American banker (born 1958)

Deborah C. Wright (born 1958) is a board member of Citigroup Inc. (Audit, Consumer Compliance and Ethics and Culture Committees), Time Warner, Inc. (Audit Committee Chair) and Voya Financial (Finance Committee Chair). She is a member of the Board of Memorial Sloan-Kettering Cancer Center (Executive Committee and Audit Chair).

== Career ==

Wright was a senior fellow in the Economic Opportunity and Assets Division of the Ford Foundation from January 2015 through June 2016. Established in 1936, the foundation is an independent, global organization.

Wright was previously non-executive chairman of the board of Carver Bancorp, Inc. (NASDAQ - CARV) from January 2014 until December 2016, where she served as chairman and CEO from February 2005 to December 2014 and president and CEO from June 1, 1999. Carver Bancorp, Inc. is the holding company for Carver Federal Savings Bank, a federally chartered savings bank, and the nation's largest publicly traded African- and Caribbean- American operated bank, with approximately $700 million in assets and branches serving inner city neighborhoods in Harlem, Brooklyn and Queens. Black Enterprise Magazine named Carver "Financial Services Company of the Year" in 2006. The American Banker named Wright "Community Banker of the Year" in December 2003 and U.S. Banker named Wright one of the 25 Most Powerful Women in Banking in October 2010.

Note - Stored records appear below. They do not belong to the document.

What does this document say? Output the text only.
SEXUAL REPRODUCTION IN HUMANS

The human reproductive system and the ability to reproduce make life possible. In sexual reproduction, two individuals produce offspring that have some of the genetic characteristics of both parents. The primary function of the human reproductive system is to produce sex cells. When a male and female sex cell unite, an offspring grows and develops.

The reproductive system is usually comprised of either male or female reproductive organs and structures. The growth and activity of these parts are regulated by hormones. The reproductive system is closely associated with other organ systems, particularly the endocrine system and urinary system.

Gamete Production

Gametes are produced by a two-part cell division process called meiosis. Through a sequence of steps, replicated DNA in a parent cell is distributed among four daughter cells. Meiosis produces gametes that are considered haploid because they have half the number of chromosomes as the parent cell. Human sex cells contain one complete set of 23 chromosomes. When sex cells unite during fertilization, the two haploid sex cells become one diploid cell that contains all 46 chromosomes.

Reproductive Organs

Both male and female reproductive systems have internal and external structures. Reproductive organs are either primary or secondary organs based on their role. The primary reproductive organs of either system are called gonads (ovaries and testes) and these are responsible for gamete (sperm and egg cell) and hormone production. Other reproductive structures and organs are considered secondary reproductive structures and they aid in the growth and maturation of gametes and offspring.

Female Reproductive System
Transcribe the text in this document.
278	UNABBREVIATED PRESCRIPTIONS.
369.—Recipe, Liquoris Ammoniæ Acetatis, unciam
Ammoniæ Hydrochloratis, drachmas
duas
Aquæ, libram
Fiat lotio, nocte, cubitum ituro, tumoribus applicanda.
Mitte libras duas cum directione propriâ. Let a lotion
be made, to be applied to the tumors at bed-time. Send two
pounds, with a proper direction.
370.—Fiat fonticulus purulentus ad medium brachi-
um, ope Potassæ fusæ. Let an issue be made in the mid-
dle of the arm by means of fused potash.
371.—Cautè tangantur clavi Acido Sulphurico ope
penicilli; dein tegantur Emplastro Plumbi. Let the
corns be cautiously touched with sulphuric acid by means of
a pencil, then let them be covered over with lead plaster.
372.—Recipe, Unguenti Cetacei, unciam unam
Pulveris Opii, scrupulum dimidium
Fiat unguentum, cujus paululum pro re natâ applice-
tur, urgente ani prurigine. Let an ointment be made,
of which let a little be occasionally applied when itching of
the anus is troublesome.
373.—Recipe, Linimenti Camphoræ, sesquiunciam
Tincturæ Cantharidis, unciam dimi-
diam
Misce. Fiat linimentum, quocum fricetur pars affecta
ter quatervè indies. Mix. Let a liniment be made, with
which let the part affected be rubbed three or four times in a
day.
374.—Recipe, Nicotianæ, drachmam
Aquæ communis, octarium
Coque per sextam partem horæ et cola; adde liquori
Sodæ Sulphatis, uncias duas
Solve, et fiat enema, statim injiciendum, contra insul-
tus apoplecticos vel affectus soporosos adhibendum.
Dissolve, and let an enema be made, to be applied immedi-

She was president and CEO of the Upper Manhattan Empowerment Zone from 1996 to 1999 and led development and execution of an investment strategy to expand Harlem's economy, by investing a $250 million capital budget, funded by the public sector, to expand local businesses and cultural institutions.

Wright was appointed Commissioner of The Department of Housing Preservation and Development in 1994 by Mayor Rudolph Giuliani, where she implemented an unprecedented privatization of residential buildings owned and managed by the City of New York. Mayor David N. Dinkins previously appointed her to the board of the New York City Housing Authority and the New York City Planning Commission. Wright began her professional career at the First Boston Corporation and the Partnership for New York City.

She previously served on the Harvard University Board of Overseers, the board of The Children's Defense Fund and Kraft Foods Inc. She was a founding boardmember of the Lower Manhattan Development Corporation, charged with rebuilding lower Manhattan in the aftermath of the September 11, 2001 terrorist attack.

Wright earned A.B., J.D. and M.B.A. degrees from Harvard University. She was raised in Bennettsville, South Carolina and Dallas, Texas.